I haven't talked about the difference in cost between disposables and reusables, but it's enough to say that reusables have a greater up-front cost. However, this cost is usually amortized, or spread-out, over the baby's entire diaper-wearing life. And the diaper-wearing lives of its younger siblings. Disposable diapers cost less per unit in the beginning but become more expensive as baby grows, and they have to be newly purchased newly when they run out. NEARTA conducted another research review, Diaper Cost Comparison, which reported these conclusions. The review also points out the costs associated with water and electricity consumption for laundering reusables, including the cost of using a cloth/reusable diaper cleaning service. This is certainly not insignificant in every case.
As for our experience with reusable diapers so far: they're wonderful. We're happy about the reduced waste associated with reusables, which allows us to feel like responsible environmental stewards. On the practical side, we're very impressed with how well reusables work and how little odor they have when soiled. Our daughter seems to love them, too. They're not messy and rarely leak if fitted and fastened properly, plus many of the new outer cover materials prevent external soaking. We use a non-airtight diaper pail lined with a washable diaper bag to store soiled diapers, and control occasional odors between washes by using drops of tea-tree oil in the bag. We also use washable cloth wipes with an all-natural diaper wipe spray, and we found great all-natural, biodegradable bamboo baby wipes to use as an alternative when not at home.

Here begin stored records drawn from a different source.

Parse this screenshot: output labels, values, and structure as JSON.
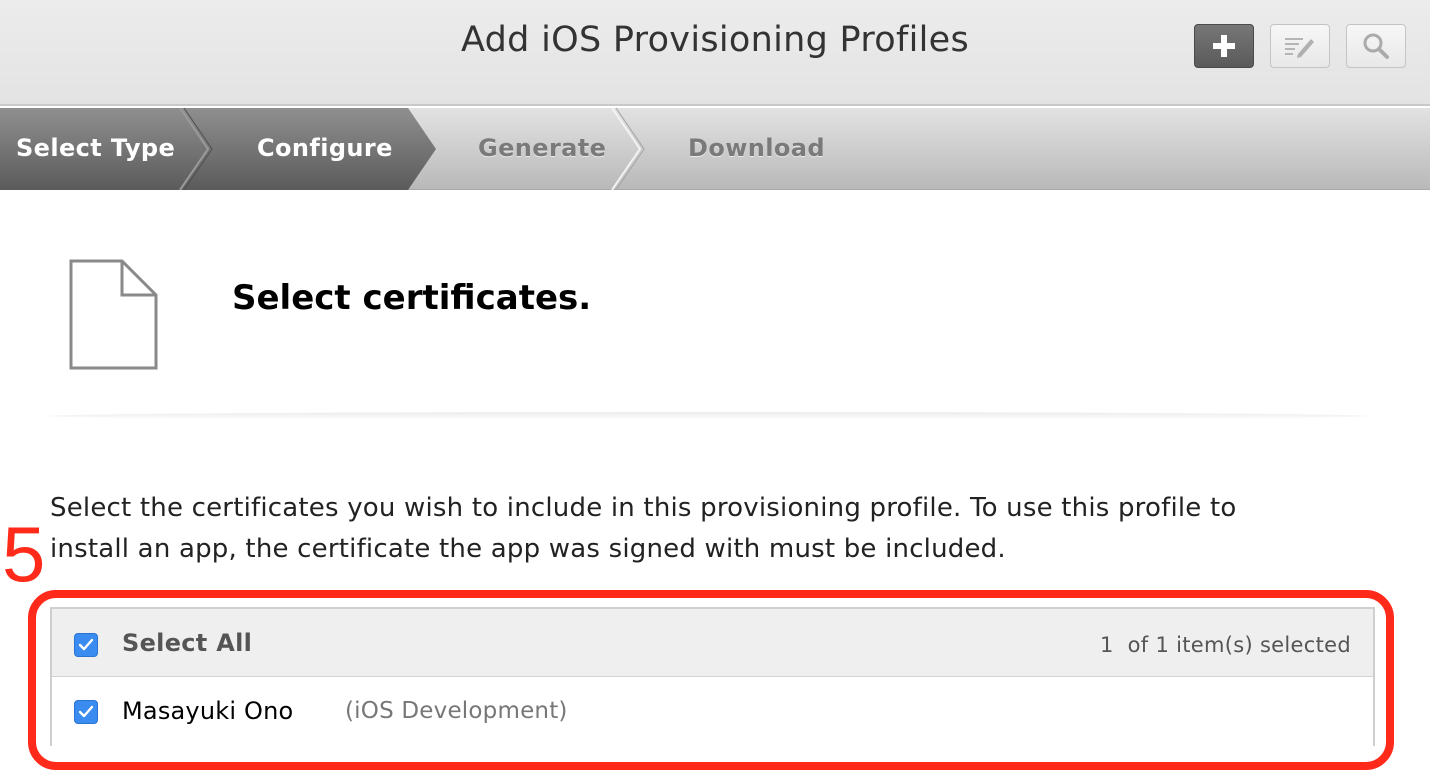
{
  "header": {
    "title": "Add iOS Provisioning Profiles",
    "buttons": {
      "add_icon": "plus-icon",
      "edit_icon": "edit-icon",
      "search_icon": "search-icon"
    }
  },
  "steps": [
    {
      "label": "Select Type",
      "state": "active"
    },
    {
      "label": "Configure",
      "state": "active"
    },
    {
      "label": "Generate",
      "state": "inactive"
    },
    {
      "label": "Download",
      "state": "inactive"
    }
  ],
  "section": {
    "icon": "document-icon",
    "title": "Select certificates."
  },
  "description": {
    "line1": "Select the certificates you wish to include in this provisioning profile. To use this profile to",
    "line2": "install an app, the certificate the app was signed with must be included."
  },
  "annotation": {
    "number": "5",
    "color": "#ff2a1a"
  },
  "certificates": {
    "select_all_label": "Select All",
    "select_all_checked": true,
    "selected_count": "1",
    "selected_suffix": "of 1 item(s) selected",
    "items": [
      {
        "name": "Masayuki Ono",
        "type": "(iOS Development)",
        "checked": true
      }
    ]
  },
  "colors": {
    "checkbox_accent": "#3b8cf0",
    "annotation_red": "#ff2a1a"
  }
}
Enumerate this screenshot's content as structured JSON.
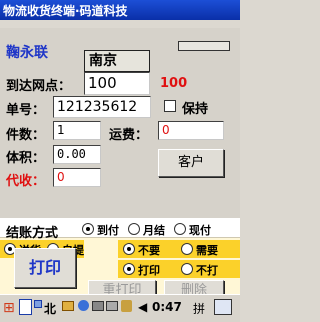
{
  "window": {
    "title": "物流收货终端·码道科技"
  },
  "form": {
    "company": "鞠永联",
    "city": "南京",
    "arrival_label": "到达网点：",
    "arrival_value": "100",
    "arrival_echo": "100",
    "order_label": "单号：",
    "order_value": "121235612",
    "keep_label": "保持",
    "pieces_label": "件数：",
    "pieces_value": "1",
    "freight_label": "运费：",
    "freight_value": "0",
    "volume_label": "体积：",
    "volume_value": "0.00",
    "cod_label": "代收：",
    "cod_value": "0",
    "customer_button": "客户"
  },
  "options": {
    "settle_label": "结账方式",
    "settle": [
      "到付",
      "月结",
      "现付"
    ],
    "delivery": [
      "送货",
      "自提"
    ],
    "need": [
      "不要",
      "需要"
    ],
    "print_opts": [
      "打印",
      "不打"
    ]
  },
  "actions": {
    "print": "打印",
    "reprint": "重打印",
    "delete": "删除"
  },
  "taskbar": {
    "ime": "北",
    "time": "0:47",
    "input_mode": "拼"
  }
}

There's one other huge benefit to cloth/reusable diapers: they motivate toddlers to potty-train earlier since there are no super absorbent polymers and moisture-wicking membranes to make baby feel dry even though he/she's not. Yes, you have to pay more attention to the state of baby's diaper this way, but it's worth it in the longer-term I think.

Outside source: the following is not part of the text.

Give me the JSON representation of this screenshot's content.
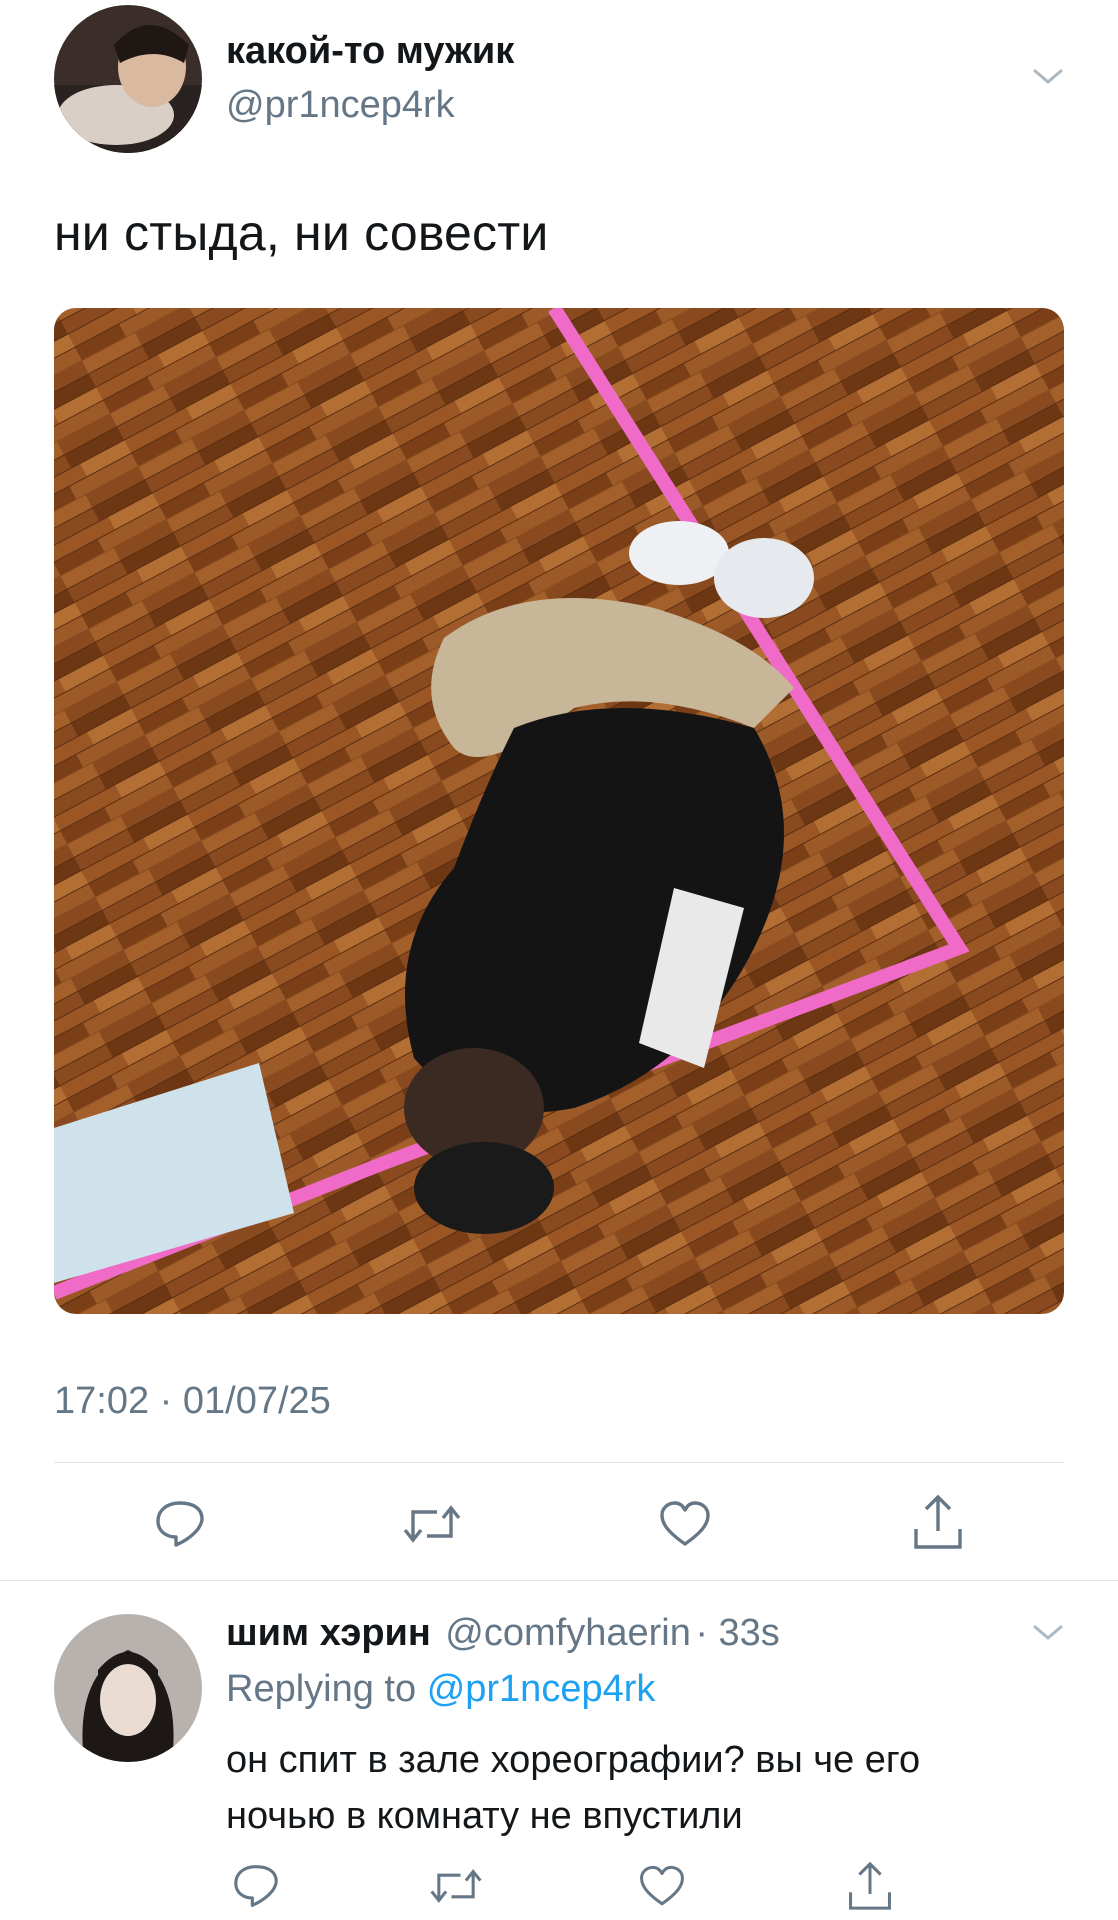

Oh yeah, what about the title of this week's post? Well, fried green diapers refers to a trick that comes in handy with reusables. Normal washing and drying often won't remove all stains from reusable diapers, but the sun does a remarkable job of naturally bleaching them. So whenever possible, we line-dry our diapers to make sure they stay looking as good as new. I think "fried green diapers" nicely describes this process, since the sun 'fries' our 'green' diapers. :-)

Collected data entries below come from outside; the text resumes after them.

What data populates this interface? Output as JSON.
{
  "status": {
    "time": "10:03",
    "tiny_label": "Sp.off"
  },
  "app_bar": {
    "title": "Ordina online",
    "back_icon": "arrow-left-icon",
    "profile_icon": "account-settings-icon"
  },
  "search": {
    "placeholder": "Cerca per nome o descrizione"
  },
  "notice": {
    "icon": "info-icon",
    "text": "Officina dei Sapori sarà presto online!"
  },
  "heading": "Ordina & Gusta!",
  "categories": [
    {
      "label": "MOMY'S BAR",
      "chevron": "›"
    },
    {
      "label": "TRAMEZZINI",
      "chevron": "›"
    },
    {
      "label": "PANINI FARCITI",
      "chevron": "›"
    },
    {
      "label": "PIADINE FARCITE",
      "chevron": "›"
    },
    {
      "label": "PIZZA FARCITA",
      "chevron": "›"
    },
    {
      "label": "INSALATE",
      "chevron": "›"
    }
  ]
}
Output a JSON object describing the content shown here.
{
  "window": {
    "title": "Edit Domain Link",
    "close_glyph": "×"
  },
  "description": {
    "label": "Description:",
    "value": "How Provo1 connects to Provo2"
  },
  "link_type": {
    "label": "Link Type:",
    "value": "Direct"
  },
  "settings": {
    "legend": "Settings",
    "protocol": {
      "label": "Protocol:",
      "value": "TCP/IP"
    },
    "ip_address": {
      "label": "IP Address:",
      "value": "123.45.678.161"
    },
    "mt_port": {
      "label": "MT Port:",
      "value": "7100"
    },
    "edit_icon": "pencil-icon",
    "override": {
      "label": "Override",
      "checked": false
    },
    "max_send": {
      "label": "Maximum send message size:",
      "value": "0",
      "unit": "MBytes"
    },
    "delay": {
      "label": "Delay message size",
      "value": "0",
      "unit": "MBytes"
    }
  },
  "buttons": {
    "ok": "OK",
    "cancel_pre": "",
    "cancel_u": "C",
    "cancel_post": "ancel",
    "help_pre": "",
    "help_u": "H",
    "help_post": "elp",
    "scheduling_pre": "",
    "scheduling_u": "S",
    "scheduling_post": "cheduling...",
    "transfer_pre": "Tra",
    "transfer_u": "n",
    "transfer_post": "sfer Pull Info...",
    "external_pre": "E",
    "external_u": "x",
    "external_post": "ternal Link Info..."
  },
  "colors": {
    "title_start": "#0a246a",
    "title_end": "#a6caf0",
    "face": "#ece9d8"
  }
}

Disclaimer: This is by no means a comprehensive look at the benefits and pitfalls of cloth/reusable diapering. There are numerous maternity stores, baby shops, boutiques and other retailers that can help you navigate the world of cloth/reusable diapers and I encourage you to seek the advice of their experienced staff. A simple Google search will help you find a retailer or cloth/reusable diapering blog or forum in your region.